Sayang Mustofa tak lagi bisa menjumpai Lik Parto. Sudah setahun terakhir ini Lik Parto tak kelihatan lagi, entah pergi kemana. Keberadaannya sulit untuk dicari, karena Lik Parto tak mempunyai satupun alat dan channel komunikasi. Saudara atau kenalan yang bisa ditanyai juga tak ada.
“Mumus, kalau Lik Parto masih ada kita bisa bertanya soal semua ini,” kata Bondan.
“Iya, Lik Parto menghilang seperti raib ditelan bumi,”
“Jangan-jangan dia sudah jadi tokoh yang lagi viral itu?” ujar Bondan.
“Siapa itu?”
“Itu tokoh yang bisa jadi segala sesuatu,”
“Ah, nggak ngerti aku,” kata Mustofa sambil garuk kepala.
“Mukidi, siapa tahu Lik Parto sudah jadi Mukidi,”
Mustofa tetap tidak paham siapa Mukidi itu. Tapi pura-pura mengiyakan, sambil membayangkan andai Mukidi ada di Sungai Karang Mumus.
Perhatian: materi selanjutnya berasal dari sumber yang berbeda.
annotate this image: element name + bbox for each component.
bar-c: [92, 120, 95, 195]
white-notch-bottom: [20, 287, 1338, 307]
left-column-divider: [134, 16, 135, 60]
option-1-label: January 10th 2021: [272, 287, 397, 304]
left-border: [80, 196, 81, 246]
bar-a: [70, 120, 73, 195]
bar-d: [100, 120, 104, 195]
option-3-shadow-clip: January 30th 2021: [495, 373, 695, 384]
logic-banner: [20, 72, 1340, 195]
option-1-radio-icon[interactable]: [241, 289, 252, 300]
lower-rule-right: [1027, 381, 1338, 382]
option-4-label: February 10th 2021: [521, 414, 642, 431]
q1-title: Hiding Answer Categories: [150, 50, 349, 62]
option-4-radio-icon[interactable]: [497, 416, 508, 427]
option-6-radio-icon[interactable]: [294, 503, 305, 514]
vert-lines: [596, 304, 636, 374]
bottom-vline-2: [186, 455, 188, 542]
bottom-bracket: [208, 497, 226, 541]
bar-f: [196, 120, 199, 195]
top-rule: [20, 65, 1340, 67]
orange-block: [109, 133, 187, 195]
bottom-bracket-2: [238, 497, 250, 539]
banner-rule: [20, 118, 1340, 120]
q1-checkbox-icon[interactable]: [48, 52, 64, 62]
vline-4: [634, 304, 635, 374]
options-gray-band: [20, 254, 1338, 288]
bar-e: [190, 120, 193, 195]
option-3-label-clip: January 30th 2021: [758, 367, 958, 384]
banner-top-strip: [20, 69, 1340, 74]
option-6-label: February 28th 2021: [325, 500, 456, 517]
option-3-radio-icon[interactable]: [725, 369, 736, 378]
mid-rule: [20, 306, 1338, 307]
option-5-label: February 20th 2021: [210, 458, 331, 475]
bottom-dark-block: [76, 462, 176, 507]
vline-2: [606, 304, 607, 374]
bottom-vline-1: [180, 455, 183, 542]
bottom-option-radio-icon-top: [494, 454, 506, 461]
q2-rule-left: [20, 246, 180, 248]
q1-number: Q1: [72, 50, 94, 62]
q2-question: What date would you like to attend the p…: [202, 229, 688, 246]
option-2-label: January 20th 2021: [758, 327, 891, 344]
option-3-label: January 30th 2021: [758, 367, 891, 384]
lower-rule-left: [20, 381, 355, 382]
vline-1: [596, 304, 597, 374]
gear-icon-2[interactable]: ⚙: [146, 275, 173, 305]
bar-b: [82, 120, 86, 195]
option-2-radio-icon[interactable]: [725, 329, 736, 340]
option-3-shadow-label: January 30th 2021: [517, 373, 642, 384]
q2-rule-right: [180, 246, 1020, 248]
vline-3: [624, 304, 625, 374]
Bayangan sekenanya saja, toh, Karang Mumus sudah biasa ditangani dengan sekenanya saja. Jadi apa salahnya Mustofa membayangkan sesuka-sukanya, dalam bayangan Mustofa andai Mukidi di Sungai Karang Mumus mungkin imutnya dan lucunya akan mengalahkan Timpakul yang kini mulai jarang terlihat lagi di sepanjang tepian lumpur Sungai Karang Mumus.